The ‘Heads in the Sand’ Objection

“The consequences of machines thinking would be too dreadful. Let us hope and believe that they cannot do so.” (p.444)

This class 1 objection may induce a snicker or two. However, due to its continued modern prevalence, that snicker should be held in check for the moment. While it is never phrased quite this outwardly, surely many people feel some form of this sentiment even today. I would bet that in a good chunk of the people watching the Terminator movies, or the Matrix movies, or etc., a thought somewhat like the one above crossed their minds. Even if these people (myself included) didn’t entertain it seriously, or dismissed it quickly, nevertheless the objection maintains its relevancy today.

What did Turing have to say about it? Roughly along the same lines as his response to the Theological Objection. He thinks it would be the best possible outcome if it could be shown that humans are necessarily superior (not only superior, but that it is a logical necessity that humans are superior) over other lifeforms (and, of course, robots.) Yet, and of course, there is no reason (outside the aforementioned theological reasons) to think this is so. Interestingly, he also thinks that this objection would affect intellectual people more, simply because they value thinking more; therefore if a machine can do it, how special is it?

The objection is humorous in itself, but Turing replies with a more-humorous rejoinder:

“I do not consider that this argument is sufficiently substantial to require refutation. Consolation would be more appropriate…”

I’ll leave this objection at that.

The Mathematical Objection

“There are a number of results of mathematical logic which can be used to show that there are limitations to the powers of discrete-state machines. The best known of these results is known as Gödel’s theorem, and shows that in any sufficiently powerful logical system statements can be formulated which can neither be proved nor disproved within the system, unless possibly the system itself is inconsistent.” (p. 444)

Now we begin to see more serious objections, if not in strength, then at least in substance. Similar to the Theological Objection, this class 1 objection also requires a fair bit of background information.

In 1931, Kurt Gödel published what are known as the two incompleteness theorems1. The two are listed here:

1. For any consistent formal, computably enumerable theory that proves basic arithmetical truths, an arithmetical statement that is true, but not provable in the theory, can be constructed. That is, any effectively generated theory capable of expressing elementary arithmetic cannot be both consistent and complete.

2. For any formal recursively enumerable (i.e. effectively generated) theory T including basic arithmetical truths and also certain truths about formal provability, T includes a statement of its own consistency if and only if T is inconsistent.

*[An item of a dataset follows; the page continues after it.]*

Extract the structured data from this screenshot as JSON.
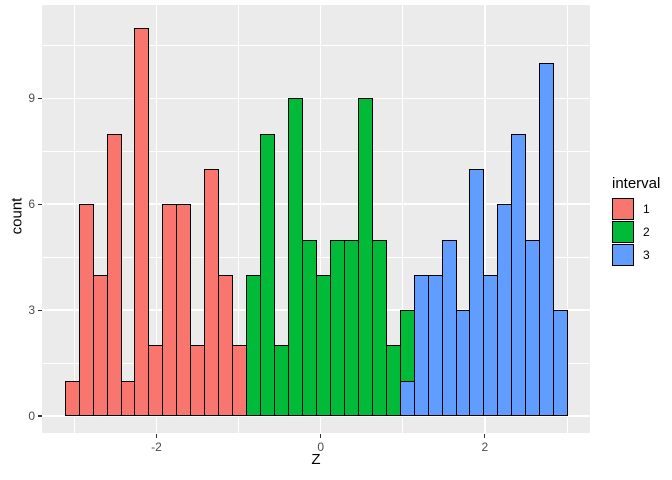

We need not worry about trying to understand the proofs of these. What is important is the gist of the two theorems, and the gist is that it is impossible to set up a mathematical system that is both complete and consistent. This is stated nicely by Turing:

…any sufficiently powerful logical system statements can be formulated which can neither be proved or disproved within the system, unless possibly the system itself is inconsistent.

In order to better understand this, as Turing notes, we can conveniently use a Turing Machine. Say we set up a Turing Machine, which is programmed to ‘know’ the answer to every yes/no question that could possibly be asked. That is, we would say that this machine (logical system) is complete. But then, as a consequence of Gödel’s theorem, some of these questions will be answered incorrectly, or not answered at all. Conversely, if all the questions were to be somehow answered correctly, we would then conclude that the machine (logical system) is somehow incomplete.

What is going on here? Return to Gödel’s original theorem. He proved that we cannot set up a mathematical system that is both complete and consistent. Now because Turing machines are in essence mathematical systems (recall that Turing originally called them Logical Computing Machines,) they can be either complete or consistent, bot not both.

Now to the objection. If a machine cannot be both complete and consistent, it seems to follow that these machines cannot fully replace a human mind because the human mind is supposedly not subject to these limitations. There are two issues here. The first is that this objection assumes that human minds aren’t computers, and the second is the question of whether it matters if a machine cannot be both complete and consistent. The first is something that I’ll address in more detail on a later page, but because it is important to this objection, I’ll anticipate the treatment here.

In brief, there are two possibilities in which the human mind could be construed as a computer:

1. The human mind was programmed, much like we program computers today, by something intelligent.

Ignoring the questions as to what this other intelligent thing might be, it is within the realm of possibility that this could be true, and then we certainly would be subject to Godel’s theorem. However, barring any falsifiable proof that we were programmed intelligently as logical systems, we would be just as well off ignoring this notion.

2. The human mind was ‘programmed’ by evolution, and the human mind is a logical system by nature.

Assume for the moment that no yes/no questions exist that humans must neccesarily answer wrong, or fail to answer. It would seem then that humans, following Gödel’s theorem, would then be either complete or consistent, but not both. Of course we have no idea what it would mean for the human mind to be complete in the logical sense of the term. That is, it is at least a practical impossibility for a human to know every yes/no question; but what is important is that it is not a logical impossibility. Assuming that a human mind could be logically complete, it then must allow (if the human mind is a logical system) that human minds must be inconsistent. To this, I could only reply ‘but of course.’ We all have inconsistent beliefs in some sense. Then we would ask whether beliefs in the logical system of the human mind (if indeed it is one) correspond to statements in logical systems as we think of them, and we’ve returned to our original question: is the human mind itself a computer?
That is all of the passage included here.